Derrière les promesses de l'IA générative pour la conception, derrière le jargon d'initiés et les affirmations tautologiques qui l'entourent, je fais le parallèle avec les robots conversationnels (LLM) dont les algorithmes proposent des réponses "médianes" basées sur le traitement probabiliste d'un volume de données de plus en plus énorme. Il n'y a pas de sens critique a priori, seulement le résultat du biais initial avec lequel ces algorithmes ont été écrits. Rien à voir avec une conversation entre plusieurs êtres humains qui peut déboucher sur une réponse intelligente à des opinions qui seraient contradictoires. 


Que ce soit en site urbain ou naturel, la démarche première d'un architecte en charge d'un programme de taille quelconque est d'analyser ce site et de déceler le "genius loci". L'analyse du programme et la hiérarchisation de ses éléments ne peuvent se faire que sous son éclairage. Quand cette symbiose est mise en place, on peut espérer que l'acte d'architecture sera au rendez-vous. Dans le cas contraire une construction nouvelle s'ajoutera au chaos initial ou dégradera l'harmonie existante.


Cette étape primordiale, qui est de l'ordre de la conscience et de l'affect, ne peut faire l'objet d'une donnée d'entrée dans l'algorithme d'une API. Au contraire elle sera remplacée dans celui-ci par une collection d'enjeux environnementaux et culturels "faisant consensus" dont la maquette BIM intégrera la prise en compte préalablement à l’acte architectural qui sera lui cantonnée à la mise en forme du programme.

La conséquence sur le long terme de la répétition de ce schéma fournira les données d’apprentissage à l’API elle-même en constant développement (2).

Alors on peut craindre que l’intervention dans sa forme actuelle de l’acteur "architecte" puisse être éliminée, puisque source d’un biais subjectif et surtout d'une incapacité humaine à produire plusieurs variantes aussi rapidement qu'une machine.
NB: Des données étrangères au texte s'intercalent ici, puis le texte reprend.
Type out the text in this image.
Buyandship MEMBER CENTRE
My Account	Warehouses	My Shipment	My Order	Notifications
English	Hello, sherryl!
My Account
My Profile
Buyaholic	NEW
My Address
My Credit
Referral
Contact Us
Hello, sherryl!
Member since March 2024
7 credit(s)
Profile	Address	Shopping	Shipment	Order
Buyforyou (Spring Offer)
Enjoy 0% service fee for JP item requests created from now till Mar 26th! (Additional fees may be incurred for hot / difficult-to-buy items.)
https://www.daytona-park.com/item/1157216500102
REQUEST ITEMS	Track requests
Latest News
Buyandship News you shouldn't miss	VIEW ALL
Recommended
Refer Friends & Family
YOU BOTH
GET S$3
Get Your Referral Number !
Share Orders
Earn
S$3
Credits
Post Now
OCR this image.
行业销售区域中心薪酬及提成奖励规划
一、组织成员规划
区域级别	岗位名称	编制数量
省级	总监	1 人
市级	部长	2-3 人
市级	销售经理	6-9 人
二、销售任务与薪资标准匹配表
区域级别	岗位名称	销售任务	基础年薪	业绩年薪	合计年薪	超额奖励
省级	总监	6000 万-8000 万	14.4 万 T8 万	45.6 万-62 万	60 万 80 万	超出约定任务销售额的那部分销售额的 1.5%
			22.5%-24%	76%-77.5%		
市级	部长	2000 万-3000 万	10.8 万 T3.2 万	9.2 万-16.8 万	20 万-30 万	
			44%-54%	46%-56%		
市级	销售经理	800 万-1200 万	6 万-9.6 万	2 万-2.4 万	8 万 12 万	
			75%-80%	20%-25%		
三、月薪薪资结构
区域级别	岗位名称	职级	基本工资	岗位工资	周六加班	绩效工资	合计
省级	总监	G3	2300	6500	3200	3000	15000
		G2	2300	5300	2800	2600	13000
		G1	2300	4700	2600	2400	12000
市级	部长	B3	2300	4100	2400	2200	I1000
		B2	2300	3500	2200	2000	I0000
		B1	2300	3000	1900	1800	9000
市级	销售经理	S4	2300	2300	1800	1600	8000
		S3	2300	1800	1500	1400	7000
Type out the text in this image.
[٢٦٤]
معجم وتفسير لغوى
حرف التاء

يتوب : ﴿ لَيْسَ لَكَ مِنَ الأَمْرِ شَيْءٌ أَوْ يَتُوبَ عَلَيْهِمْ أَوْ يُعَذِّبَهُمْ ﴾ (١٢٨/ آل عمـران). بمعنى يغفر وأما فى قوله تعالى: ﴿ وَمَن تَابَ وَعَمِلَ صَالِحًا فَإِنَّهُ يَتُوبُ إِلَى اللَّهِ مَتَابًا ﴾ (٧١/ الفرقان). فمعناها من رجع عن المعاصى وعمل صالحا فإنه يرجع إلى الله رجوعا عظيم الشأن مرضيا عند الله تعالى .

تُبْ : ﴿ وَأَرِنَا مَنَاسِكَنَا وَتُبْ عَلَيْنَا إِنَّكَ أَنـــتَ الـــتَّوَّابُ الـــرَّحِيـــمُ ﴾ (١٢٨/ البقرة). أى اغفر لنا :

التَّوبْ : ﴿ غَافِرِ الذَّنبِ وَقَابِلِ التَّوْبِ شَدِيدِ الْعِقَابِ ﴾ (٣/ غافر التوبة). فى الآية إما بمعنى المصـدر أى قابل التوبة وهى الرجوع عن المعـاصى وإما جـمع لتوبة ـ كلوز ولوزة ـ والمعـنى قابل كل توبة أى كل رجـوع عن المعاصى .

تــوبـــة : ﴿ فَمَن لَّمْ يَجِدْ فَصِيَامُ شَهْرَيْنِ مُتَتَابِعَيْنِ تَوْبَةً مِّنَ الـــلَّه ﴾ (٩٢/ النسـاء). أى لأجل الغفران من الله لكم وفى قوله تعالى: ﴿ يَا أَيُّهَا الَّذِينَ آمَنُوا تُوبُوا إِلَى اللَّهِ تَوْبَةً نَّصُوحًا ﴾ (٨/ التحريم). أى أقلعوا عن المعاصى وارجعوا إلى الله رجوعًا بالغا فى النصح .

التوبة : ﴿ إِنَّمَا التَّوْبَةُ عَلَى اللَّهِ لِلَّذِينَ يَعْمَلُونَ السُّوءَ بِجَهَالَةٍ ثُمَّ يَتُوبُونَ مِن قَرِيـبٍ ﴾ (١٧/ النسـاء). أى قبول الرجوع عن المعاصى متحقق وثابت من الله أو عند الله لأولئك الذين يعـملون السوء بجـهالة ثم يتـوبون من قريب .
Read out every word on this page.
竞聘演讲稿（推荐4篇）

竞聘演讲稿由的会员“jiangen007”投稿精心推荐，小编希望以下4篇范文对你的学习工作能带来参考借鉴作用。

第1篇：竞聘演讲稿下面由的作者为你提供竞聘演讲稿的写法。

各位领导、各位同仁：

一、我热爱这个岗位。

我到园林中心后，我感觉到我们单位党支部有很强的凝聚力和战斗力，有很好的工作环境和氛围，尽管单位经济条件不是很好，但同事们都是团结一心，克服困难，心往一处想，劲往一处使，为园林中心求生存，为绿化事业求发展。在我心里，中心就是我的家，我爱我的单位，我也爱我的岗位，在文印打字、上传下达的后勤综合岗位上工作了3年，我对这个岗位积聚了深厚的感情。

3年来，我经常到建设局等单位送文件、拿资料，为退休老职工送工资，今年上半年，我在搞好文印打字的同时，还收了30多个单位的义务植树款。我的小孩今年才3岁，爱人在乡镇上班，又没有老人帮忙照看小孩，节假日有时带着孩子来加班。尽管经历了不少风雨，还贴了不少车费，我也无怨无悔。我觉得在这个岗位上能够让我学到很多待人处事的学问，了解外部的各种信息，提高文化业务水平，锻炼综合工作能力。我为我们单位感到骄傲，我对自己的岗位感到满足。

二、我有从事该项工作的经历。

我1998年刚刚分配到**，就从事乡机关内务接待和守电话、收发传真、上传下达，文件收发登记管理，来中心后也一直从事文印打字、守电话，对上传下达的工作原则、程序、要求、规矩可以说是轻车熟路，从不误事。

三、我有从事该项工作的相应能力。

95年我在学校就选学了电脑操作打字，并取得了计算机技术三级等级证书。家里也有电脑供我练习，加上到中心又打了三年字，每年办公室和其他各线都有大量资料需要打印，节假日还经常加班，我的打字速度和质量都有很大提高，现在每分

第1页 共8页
Enfin, c'est déjà très compliqué de protéger son droit d'auteur quand on ne participe pas à ces plateformes numériques, alors comment le faire dans une maquette collaborative dans laquelle chacun peut revendiquer la paternité de l’œuvre finale.


Donc ne nous rendons pas complices par naïveté de notre propre disparition, et soyons vigilants avec l’IA en architecture.



(1) provisoire, parce que le développement de l'IA pose d'évidentes questions sur son avenir en raisonnement du coût de son financement (investissements mondiaux en 2024 de 252 milliards de dollars, en croissance annuelle de 30%) sans que les économies et les revenus générés fassent l'objet de statistiques précises. Ce déséquilibre observé depuis le début s'accompagnera inévitablement de faillites d'entreprises, d'une plus grande régulation des états, et de possibles revirements stratégiques.


(2) une agence française ARCHITECTURE STUDIO apparaît avoir anticipé les différents risques évoqués en développant en interne une API basée uniquement sur ses propres data (à lire dans le n°94 de PASSION ARCHITECTURE du 4° trimestre 2025, revue gratuite de l'UNSFA): Architecture Studio n'attend pas de l'IA qu'elle produise une solution toute faite, mais l'utilise pour produire davantage de variantes, croiser des hypothèses et confronter les intuitions initiales à des résultats tangibles. L'lA densifie et met à l'épreuve le travail de l'architecte, permettant ainsi une exploration plus approfondie des possibilités de conception. L'objectif est de proposer aux architectes de l'agence des solutions spatiales respectant des contraintes géométriques, réglementaires et fonctionnelles pré définies, offrant ainsi la possibilité de tester diverses variantes dans un cadre précis, tout en intégrant des aspects esthétiques propres à l'agence. L'apprentissage automatique d'une IA à partir de leurs propres choix, y compris esthétiques, est très intéressant, même s'il ne peut être exclusif. L'invention de nouvelles formes, concepts et pratiques reste de la responsabilité des architectes.

Une démarche intelligente susceptible d'échapper à l'emprise des majors de l'IA sur la création architecturale.